If the skaters and bikers didn’t universally support a split session scheme in the first place, a different solution may need to be found. It’s common, and reasonable, that the skaters currently enjoying a skateboard-only skatepark will be skeptical of a schedule constraint. If one of the user groups supports scheduled sessions as a concession for exclusive access, resentment and conflicts can arise…particularly skaters who typically have more concerns with sharing the space with bikes than bikes do with skaters. A good rule of thumb is to gauge the level of current policy compliance. If skatepark rules are routinely ignored, it’s unlikely that introducing more structure to the environment will lead to greater compliance. In other words, if local BMX riders are frequently found using the skatepark in spite of a no-BMX policy, there is little evidence to suggest that they would universally become compliant and adhere to a schedule.
SPS Recommends: While split sessions sound reasonable, they are difficult to implement and enjoy widespread compliance.

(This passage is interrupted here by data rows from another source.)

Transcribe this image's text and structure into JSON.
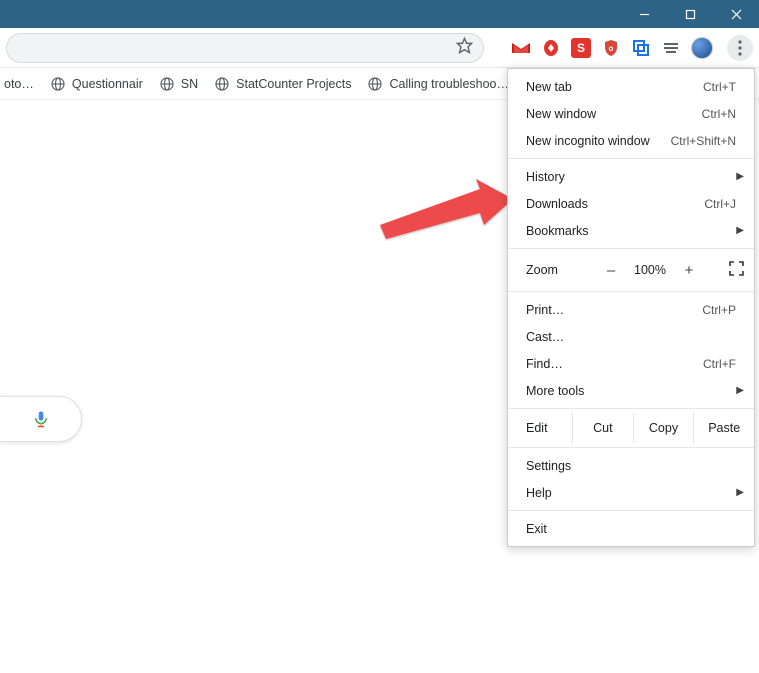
{
  "window": {
    "min": "—",
    "max": "▢",
    "close": "✕"
  },
  "bookmarks": {
    "items": [
      {
        "label": "oto…"
      },
      {
        "label": "Questionnair"
      },
      {
        "label": "SN"
      },
      {
        "label": "StatCounter Projects"
      },
      {
        "label": "Calling troubleshoo…"
      }
    ]
  },
  "menu": {
    "new_tab": {
      "label": "New tab",
      "shortcut": "Ctrl+T"
    },
    "new_window": {
      "label": "New window",
      "shortcut": "Ctrl+N"
    },
    "new_incognito": {
      "label": "New incognito window",
      "shortcut": "Ctrl+Shift+N"
    },
    "history": {
      "label": "History"
    },
    "downloads": {
      "label": "Downloads",
      "shortcut": "Ctrl+J"
    },
    "bookmarks": {
      "label": "Bookmarks"
    },
    "zoom": {
      "label": "Zoom",
      "minus": "–",
      "percent": "100%",
      "plus": "+"
    },
    "print": {
      "label": "Print…",
      "shortcut": "Ctrl+P"
    },
    "cast": {
      "label": "Cast…"
    },
    "find": {
      "label": "Find…",
      "shortcut": "Ctrl+F"
    },
    "more_tools": {
      "label": "More tools"
    },
    "edit": {
      "label": "Edit",
      "cut": "Cut",
      "copy": "Copy",
      "paste": "Paste"
    },
    "settings": {
      "label": "Settings"
    },
    "help": {
      "label": "Help"
    },
    "exit": {
      "label": "Exit"
    }
  }
}
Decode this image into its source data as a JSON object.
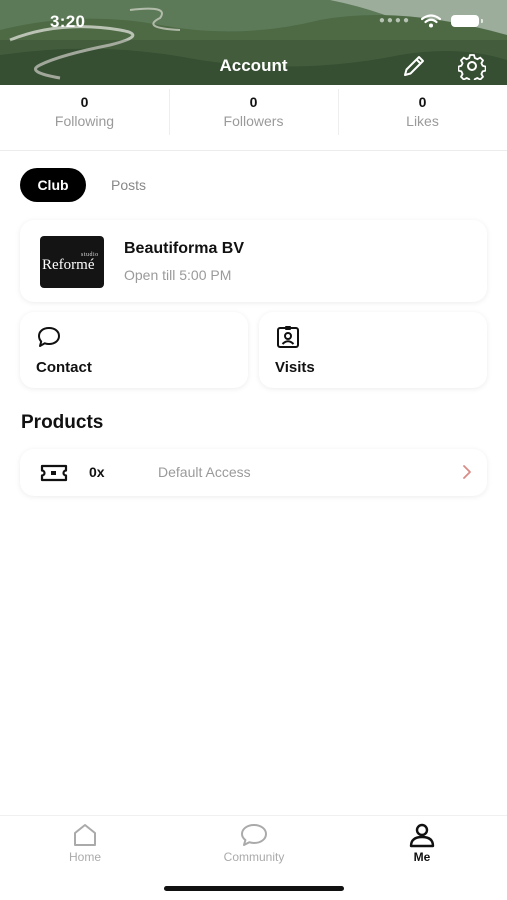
{
  "status_bar": {
    "time": "3:20"
  },
  "header": {
    "title": "Account"
  },
  "stats": [
    {
      "value": "0",
      "label": "Following"
    },
    {
      "value": "0",
      "label": "Followers"
    },
    {
      "value": "0",
      "label": "Likes"
    }
  ],
  "tabs": [
    {
      "label": "Club",
      "active": true
    },
    {
      "label": "Posts",
      "active": false
    }
  ],
  "club": {
    "name": "Beautiforma BV",
    "hours": "Open till 5:00 PM",
    "logo_text_small": "studio",
    "logo_text_big": "Reformé"
  },
  "actions": {
    "contact_label": "Contact",
    "visits_label": "Visits"
  },
  "products": {
    "title": "Products",
    "items": [
      {
        "count": "0x",
        "name": "Default Access"
      }
    ]
  },
  "bottom_nav": [
    {
      "label": "Home",
      "icon": "home-icon",
      "active": false
    },
    {
      "label": "Community",
      "icon": "chat-bubble-icon",
      "active": false
    },
    {
      "label": "Me",
      "icon": "person-icon",
      "active": true
    }
  ],
  "colors": {
    "accent": "#000000",
    "muted_text": "#9a9a9a",
    "chevron": "#d98b86"
  }
}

Therefore, split sessions should only be an option for supervised facilities or in cases where there is existing universal compliance with the skatepark rules.

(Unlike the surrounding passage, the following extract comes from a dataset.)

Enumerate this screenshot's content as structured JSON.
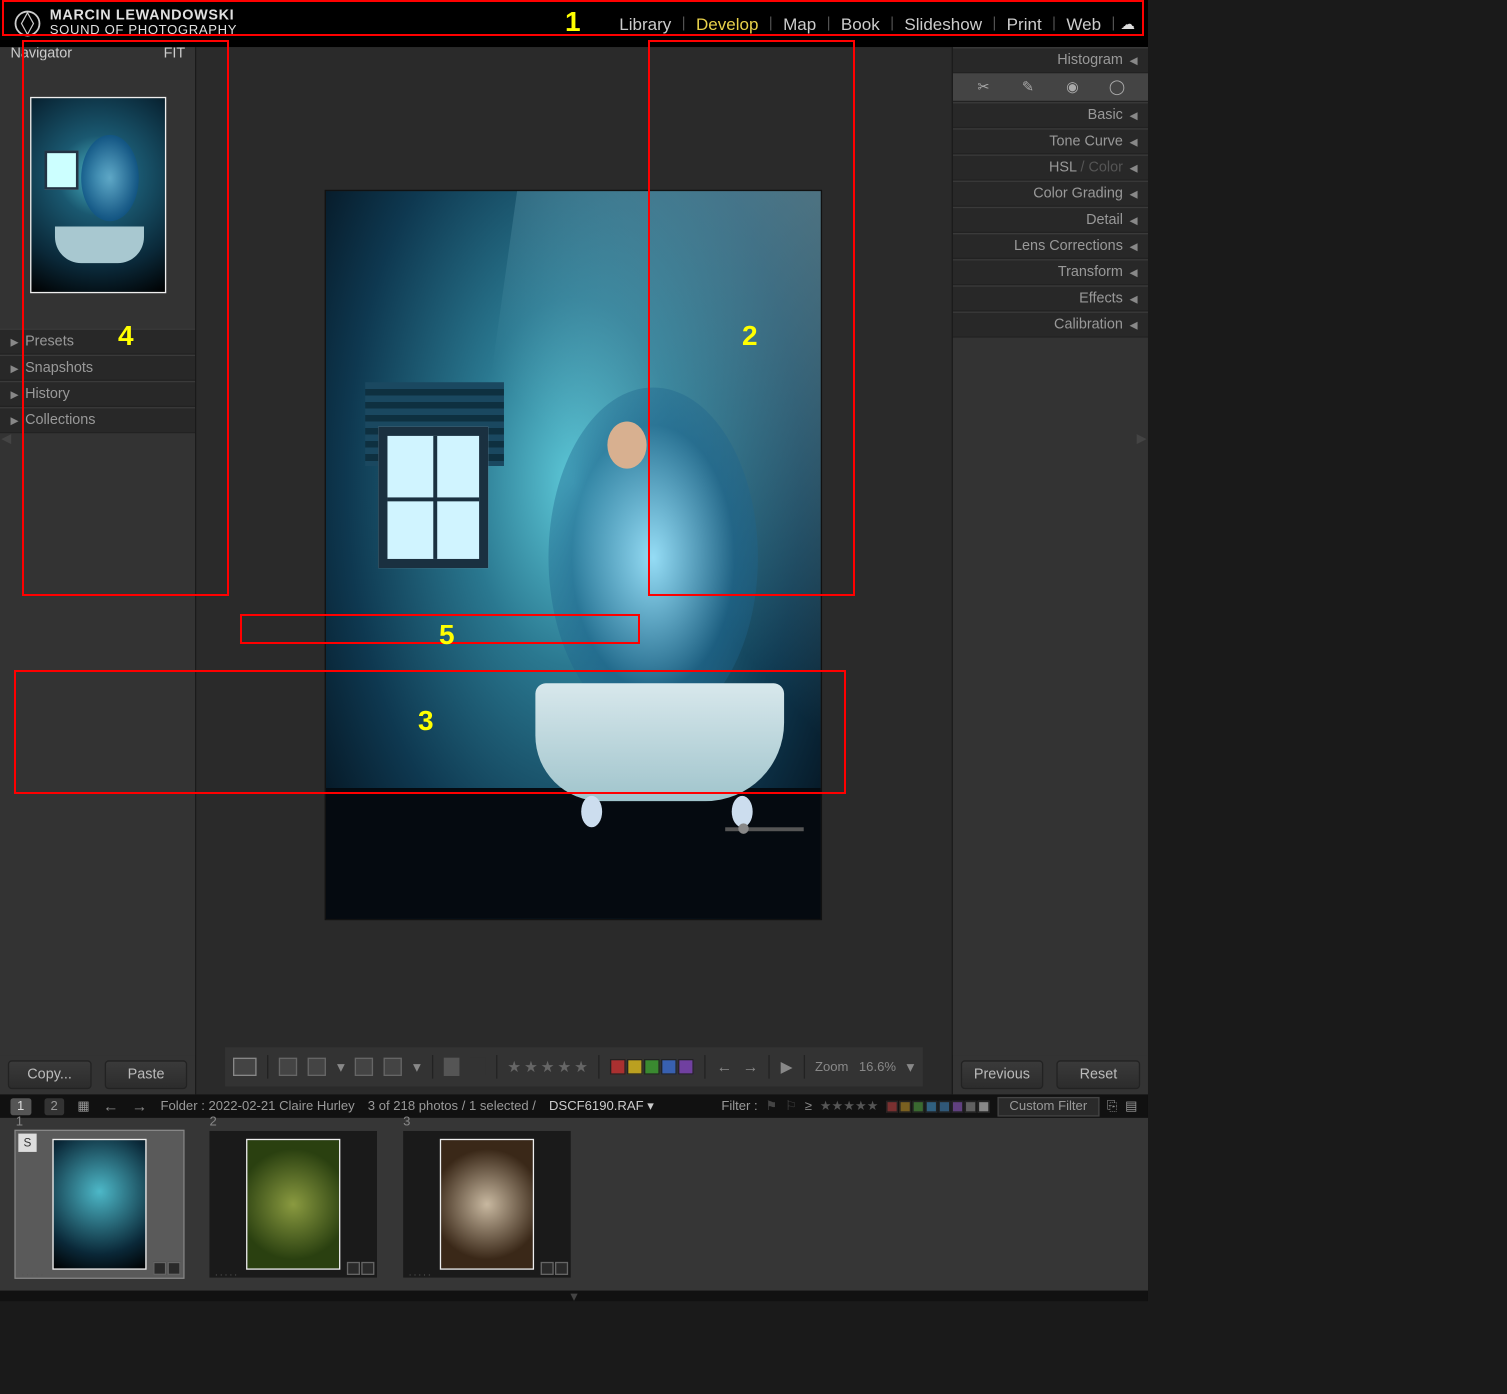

Please avoid the temptation to find the expedient solution to your BMX access concerns. Doing so only ensures that your skatepark will fail to meet your community’s needs. Similarly, we thank the majority of individuals and communities who continue to study the issue and experiment with new ways of providing equitable access to both groups of users. BMX advocates are continuing to improve their involvement in skatepark advocacy and skateboarders are becoming increasingly tolerant and sensitive to the needs and methods of BMX park usage. SPS is confident that in the near future BMX considerations in skatepark environments will seem like an antiquated and trivial concern.
Additional Steps for BMX Inclusion:
There are a number of opportunities to introduce BMX users to an existing skatepark that have not yet proven to be successful but may be viable for your community.

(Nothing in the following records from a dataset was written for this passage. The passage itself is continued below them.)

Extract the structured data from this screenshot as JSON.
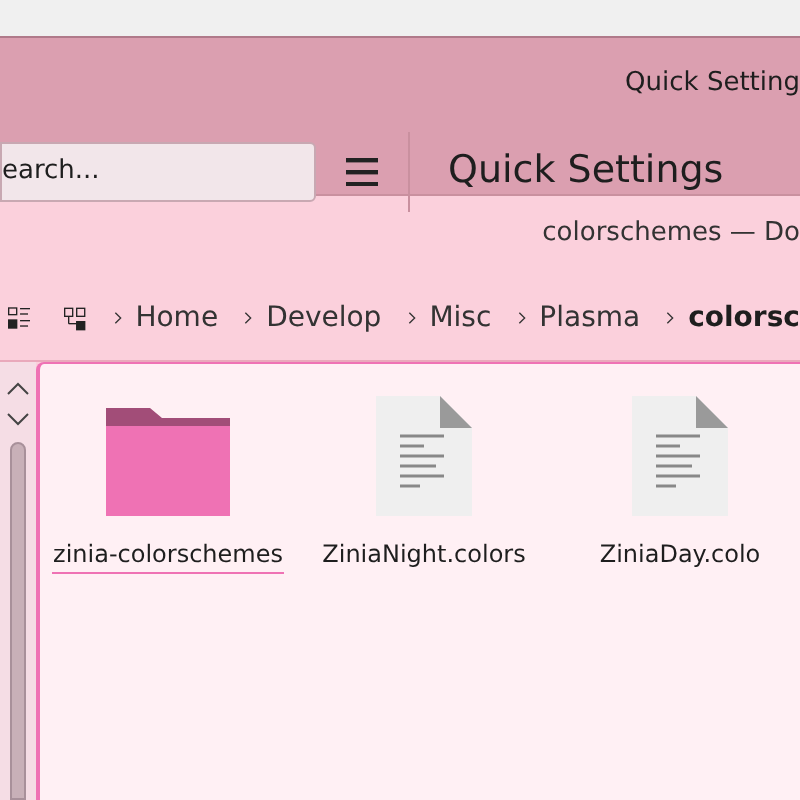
{
  "panel_title": "Quick Setting",
  "search": {
    "placeholder": "earch..."
  },
  "header_title": "Quick Settings",
  "window": {
    "title": "colorschemes — Do"
  },
  "breadcrumbs": [
    {
      "label": "Home",
      "current": false
    },
    {
      "label": "Develop",
      "current": false
    },
    {
      "label": "Misc",
      "current": false
    },
    {
      "label": "Plasma",
      "current": false
    },
    {
      "label": "colorsc",
      "current": true
    }
  ],
  "files": [
    {
      "name": "zinia-colorschemes",
      "kind": "folder",
      "selected": true
    },
    {
      "name": "ZiniaNight.colors",
      "kind": "document",
      "selected": false
    },
    {
      "name": "ZiniaDay.colo",
      "kind": "document",
      "selected": false
    }
  ]
}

BMX lessons: Enlist experienced volunteer BMX riders to provide BMX lessons in the skatepark. The lessons can conclude with a few hours of “free ride” time. This provides a window of access for local BMX enthusiasts to enjoy the park under the supervision of a Parks “employee.” The instructor’s presence will provide the tacit supervision and structure to ensure that the park is used responsibly and safely. With enough regular frequency, skaters and BMX riders will come to understand when the park is “BMX friendly” without having to rely upon an aggregate self-discipline.
Peg covers and pegless bikes: Some BMX activists will offer the use of peg covers and pegless bikes as a condition of access, or even the avoidance of particular tricks that are known to rapidly increase wear-and-tear on a park, (particularly on concrete coping). While these concessions are well-meaning, they are difficult to enforce and the “requirement” soon becomes a “suggestion” after the new users become familiar with the space. Without strict enforcement, the user who is unaware of the requirement may be in violation of the policy without even knowing it. However, WITH enforcement and methods for bringing a patron’s bike into compliance expediently, a policy like this may be successful. Peg covers should be made available during bike sessions (or persistently available for dual-use parks), and tricks that violate the intent of the policy should be addressed immediately, consistently, and appropriately.